Earlier this month, NB Power submitted a new rate plan to the government, calling for a three per cent rate increase, which the Graham Liberals had warned would happen if there were no power deal with Hydro-Québec.
Dispute over who should pay
The federal and provincial governments have been locked in a war of words over who should cover the costs of the Lepreau refit delays, which the New Brunswick government says are the fault of the federal Crown corporation Atomic Energy of Canada Ltd.
If the federal government compensated the province for part of the cost overruns, the rate increase would be smaller, NB Power CEO Gaetan Thomas said.
"If our shareholder can come with an agreement with the federal government, it will certainly help us in our commitment to try to keep our rates as low as possible," he said.
Thomas said it's just a coincidence NB Power chose to release the latest estimates the day before the premier meets with the prime minister. NB Power wanted to release the numbers as early as it could "to be open and transparent with [its] customers," he said.
Ottawa has said it will respect the terms of the AECL contract with New Brunswick, which does not cover the cost overruns.
Continued delays
The Lepreau refurbishment was already expected to be 16 months behind schedule, but earlier this month AECL spokesperson Dale Coffin said it may not be finished by the revised deadline of October.
AECL has been running into problems inserting 380 new calandria tubes into the reactor, he said.
All of the nuclear activity of the reactor occurs inside the tubes, which contain pressure rods that hold uranium fuel bundles.
The AECL portion of the project was supposed to have been completed in July 2009, although officials admitted last fall that the original timeline was flawed.
The revised timeline was supposed to see AECL turn the refurbished reactor back over to NB Power in October 2010 for final testing and commissioning before the revamped reactor started producing power in February 2011.
But if AECL is going to meet that October deadline, it will have only five months to complete the remaining one-third of the rebuild.

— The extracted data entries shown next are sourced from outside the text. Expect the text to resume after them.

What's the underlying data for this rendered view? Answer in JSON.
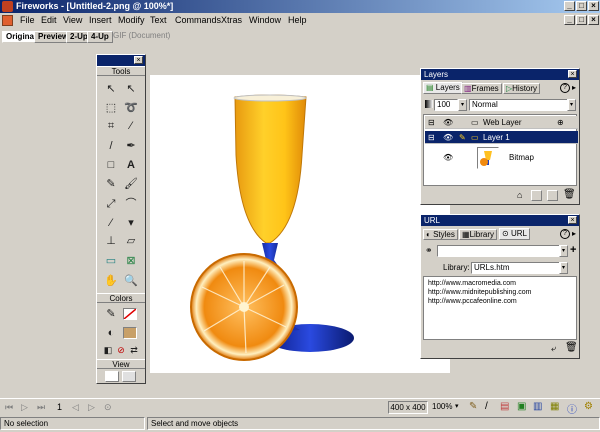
{
  "window": {
    "title": "Fireworks - [Untitled-2.png @ 100%*]"
  },
  "menu": [
    "File",
    "Edit",
    "View",
    "Insert",
    "Modify",
    "Text",
    "Commands",
    "Xtras",
    "Window",
    "Help"
  ],
  "doc_tabs": [
    {
      "label": "Original",
      "active": true
    },
    {
      "label": "Preview",
      "active": false
    },
    {
      "label": "2-Up",
      "active": false
    },
    {
      "label": "4-Up",
      "active": false
    },
    {
      "label": "GIF (Document)",
      "active": false,
      "disabled": true
    }
  ],
  "tools_panel": {
    "section_tools": "Tools",
    "section_colors": "Colors",
    "section_view": "View"
  },
  "layers_panel": {
    "title": "Layers",
    "tabs": [
      "Layers",
      "Frames",
      "History"
    ],
    "opacity": "100",
    "blend_mode": "Normal",
    "rows": [
      {
        "name": "Web Layer"
      },
      {
        "name": "Layer 1"
      },
      {
        "name": "Bitmap"
      }
    ]
  },
  "url_panel": {
    "title": "URL",
    "tabs": [
      "Styles",
      "Library",
      "URL"
    ],
    "url_input": "",
    "library_label": "Library:",
    "library_value": "URLs.htm",
    "urls": [
      "http://www.macromedia.com",
      "http://www.midnitepublishing.com",
      "http://www.pccafeonline.com"
    ]
  },
  "statusbar": {
    "frame": "1",
    "canvas_size": "400 x 400",
    "zoom": "100%",
    "selection": "No selection",
    "hint": "Select and move objects"
  },
  "colors": {
    "accent": "#0a246a",
    "fill": "#c8a068",
    "canvas": "#ffffff"
  }
}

The first two-thirds took two years.
The Point Lepreau project is the world's first refurbishment of a Candu-6 plant. AECL had hoped the process would be a model that could be sold to other countries that purchased a Candu-6.
NB Power has a debt of $4.8 billion.
The government had planned to sell most of NB Power's generation assets to Hydro-Québec for $3.2 billion, eliminating much of that debt, but the deal fell apart in March over Quebec's concerns about unanticipated costs, according to Graham.
NB Power can raise rates by up to three per cent a year without requiring approval from the Energy and Utilities Board, the provincial regulator. But the government asked the utility to come up with a rate plan.